How many housing units can you stuff into a SGA? Take a look at the draft plan for the Rosemont Strategic Growth Area (SGA) and you might get an idea.
On Thursday evening there was a meeting at Windsor Woods Elementary School on the draft plan for the Rosemont SGA. Attendance was very good, considering it was Saint Patrick's Day and opening day of the NCAA basketball tournament. The meeting began with brief remarks by Planning Director Jack Whitney and Councilman Glenn Davis. That was followed by a PowerPoint presentation on the Rosemont SGA and the team's draft plans.

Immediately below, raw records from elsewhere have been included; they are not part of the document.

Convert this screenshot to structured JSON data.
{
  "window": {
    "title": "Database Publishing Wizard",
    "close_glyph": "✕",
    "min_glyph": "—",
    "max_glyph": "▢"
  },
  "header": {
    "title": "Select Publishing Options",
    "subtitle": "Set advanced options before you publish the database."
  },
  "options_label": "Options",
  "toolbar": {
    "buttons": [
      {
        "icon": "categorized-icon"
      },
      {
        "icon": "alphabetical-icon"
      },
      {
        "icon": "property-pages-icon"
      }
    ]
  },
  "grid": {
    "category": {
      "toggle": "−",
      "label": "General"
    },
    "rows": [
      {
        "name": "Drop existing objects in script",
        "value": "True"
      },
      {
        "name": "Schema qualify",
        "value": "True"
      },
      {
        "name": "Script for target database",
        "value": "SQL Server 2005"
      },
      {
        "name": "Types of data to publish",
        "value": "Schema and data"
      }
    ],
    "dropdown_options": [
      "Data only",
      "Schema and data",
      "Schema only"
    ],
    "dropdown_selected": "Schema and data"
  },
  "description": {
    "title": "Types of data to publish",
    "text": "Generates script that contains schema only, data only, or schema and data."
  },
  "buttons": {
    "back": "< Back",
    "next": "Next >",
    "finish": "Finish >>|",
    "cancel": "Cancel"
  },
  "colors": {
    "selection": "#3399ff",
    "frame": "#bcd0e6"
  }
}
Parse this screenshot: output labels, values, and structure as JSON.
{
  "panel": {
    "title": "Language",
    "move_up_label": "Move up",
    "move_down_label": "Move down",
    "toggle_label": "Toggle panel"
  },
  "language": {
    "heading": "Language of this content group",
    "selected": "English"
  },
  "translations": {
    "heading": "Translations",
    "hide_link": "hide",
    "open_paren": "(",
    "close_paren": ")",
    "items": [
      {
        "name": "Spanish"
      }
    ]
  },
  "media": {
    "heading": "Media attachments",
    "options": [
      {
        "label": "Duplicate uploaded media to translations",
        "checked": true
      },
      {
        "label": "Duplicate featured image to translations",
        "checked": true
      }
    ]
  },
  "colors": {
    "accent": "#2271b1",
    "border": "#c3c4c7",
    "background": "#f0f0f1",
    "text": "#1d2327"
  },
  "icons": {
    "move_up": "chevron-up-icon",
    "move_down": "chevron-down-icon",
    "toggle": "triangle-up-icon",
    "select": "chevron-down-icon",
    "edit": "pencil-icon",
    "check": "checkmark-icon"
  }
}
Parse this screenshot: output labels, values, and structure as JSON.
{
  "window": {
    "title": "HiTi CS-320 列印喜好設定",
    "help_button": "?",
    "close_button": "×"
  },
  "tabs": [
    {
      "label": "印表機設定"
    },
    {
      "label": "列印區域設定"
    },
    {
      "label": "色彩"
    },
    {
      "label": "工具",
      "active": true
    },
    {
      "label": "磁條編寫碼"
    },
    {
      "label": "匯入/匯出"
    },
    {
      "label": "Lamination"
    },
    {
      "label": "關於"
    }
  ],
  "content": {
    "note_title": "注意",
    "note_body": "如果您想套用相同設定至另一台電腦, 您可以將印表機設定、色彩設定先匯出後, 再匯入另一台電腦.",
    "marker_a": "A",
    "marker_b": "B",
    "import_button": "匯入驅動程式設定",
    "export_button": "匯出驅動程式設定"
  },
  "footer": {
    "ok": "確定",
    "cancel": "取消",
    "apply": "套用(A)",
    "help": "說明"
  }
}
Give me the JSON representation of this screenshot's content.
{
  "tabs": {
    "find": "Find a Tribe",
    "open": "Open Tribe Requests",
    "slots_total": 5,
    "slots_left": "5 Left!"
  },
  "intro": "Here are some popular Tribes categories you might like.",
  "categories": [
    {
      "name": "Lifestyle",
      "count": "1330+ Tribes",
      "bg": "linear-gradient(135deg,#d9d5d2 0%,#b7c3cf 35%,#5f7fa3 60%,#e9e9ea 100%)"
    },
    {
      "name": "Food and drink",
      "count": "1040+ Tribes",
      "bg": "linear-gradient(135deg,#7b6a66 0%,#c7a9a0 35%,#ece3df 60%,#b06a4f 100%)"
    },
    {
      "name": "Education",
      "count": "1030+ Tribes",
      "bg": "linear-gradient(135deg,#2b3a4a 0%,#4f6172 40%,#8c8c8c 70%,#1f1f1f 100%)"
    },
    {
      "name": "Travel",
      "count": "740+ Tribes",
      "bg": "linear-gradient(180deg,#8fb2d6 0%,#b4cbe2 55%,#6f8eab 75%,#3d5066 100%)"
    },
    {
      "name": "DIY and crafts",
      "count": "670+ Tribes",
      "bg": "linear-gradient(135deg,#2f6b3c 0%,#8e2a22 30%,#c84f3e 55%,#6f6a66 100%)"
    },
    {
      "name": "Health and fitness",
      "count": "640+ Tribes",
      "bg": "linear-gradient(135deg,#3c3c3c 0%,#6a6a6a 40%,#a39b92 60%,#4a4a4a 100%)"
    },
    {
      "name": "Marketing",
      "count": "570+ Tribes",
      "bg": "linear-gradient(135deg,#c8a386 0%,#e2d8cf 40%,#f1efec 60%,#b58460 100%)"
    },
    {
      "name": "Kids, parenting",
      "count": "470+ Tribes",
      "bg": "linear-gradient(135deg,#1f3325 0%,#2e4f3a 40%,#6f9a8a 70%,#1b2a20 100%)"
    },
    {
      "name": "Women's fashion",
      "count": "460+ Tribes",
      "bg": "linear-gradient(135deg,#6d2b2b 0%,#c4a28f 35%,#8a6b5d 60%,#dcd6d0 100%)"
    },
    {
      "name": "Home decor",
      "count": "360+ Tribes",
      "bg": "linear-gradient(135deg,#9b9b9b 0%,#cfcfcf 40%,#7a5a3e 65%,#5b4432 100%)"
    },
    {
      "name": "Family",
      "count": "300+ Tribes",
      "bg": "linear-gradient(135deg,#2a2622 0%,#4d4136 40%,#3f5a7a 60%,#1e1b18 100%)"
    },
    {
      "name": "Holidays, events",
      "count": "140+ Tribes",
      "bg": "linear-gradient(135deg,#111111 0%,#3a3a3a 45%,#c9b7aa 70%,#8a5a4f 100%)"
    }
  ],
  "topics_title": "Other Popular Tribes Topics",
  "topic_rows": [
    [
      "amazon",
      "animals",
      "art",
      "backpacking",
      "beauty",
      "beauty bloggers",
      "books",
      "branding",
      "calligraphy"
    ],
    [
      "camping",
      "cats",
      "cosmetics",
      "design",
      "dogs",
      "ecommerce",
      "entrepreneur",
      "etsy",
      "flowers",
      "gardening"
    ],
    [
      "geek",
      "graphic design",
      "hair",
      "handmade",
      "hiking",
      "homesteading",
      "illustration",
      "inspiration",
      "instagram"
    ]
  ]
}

RCLCO was asked to suggest for each SGA in Virginia Beach a potential identity that could color it's redevelopment. Rosemont is the Transit-Oriented Residential Village. Given such, the predominate feature is housing units. RCLCO saw a potential market for 1,750 townhouses, 800 condominiums, and 2,450 apartments across an area about 250 acres. The draft plan puts about half that many in 130.5 acres.
The draft has mostly multifamily housing, with some single family as buffers against healthy existing residential neighborhoods. There is some office and mixed use, with one planned new retail center. For the "They don't listen!" crowd: at the initial meeting we residents told the team that the Collins Square and Loehmann's Plaza Shopping Centers were strengths, and the team redacted them from the study area. (Initial Rosemont SGA Meeting, 2/11/11) They'll go untouched.
There were some road improvements suggested. First, a flyover west of Rosemont Road to Sentara Road, bypassing Rosemont's intersection with I-264. Second, the team is evaluating ramps off I-264 north at South Plaza Trail so Little Neck traffic doesn't have to shuffle to the I-264/Rosemont intersection. (There would be no ramps south on South Plaza Trail.) Third, swinging Bonney Road out to Virginia Beach Boulevard short of Rosemont Road.
After the presentation, the public broke out to tables with facilitators and team members to comment and make suggestions on the draft plan.
2 comments:
Like I said, strategic growth is nothing but a framing term for urbanization.
Some American dream; shove and squeeze families along side, over, and under each other to squeeze as much revenue out of plot of land which will result in the ultimate demise of single family abodes. Move over South Bronx, Virginia Beach is on the way.
Wally,
Our prior tussle was over use of the term "strategic planning", not "strategic growth".
To each his own. Personally, I'd love to have an apartment a short walk from a LRT station. If you don't, don't live in the TOD zone. No one will force you.
In doing TOD, densities only change within a half-mile radius of the station. The vast majority of Virginia Beach will look much the same 40 years from now.
If LRT opponents had any political savvy, they'd concede the Norfolk Southern ROW and position themselves as defenders of the suburbia beyond the TOD line. Alas, they seem intent on self-destruction.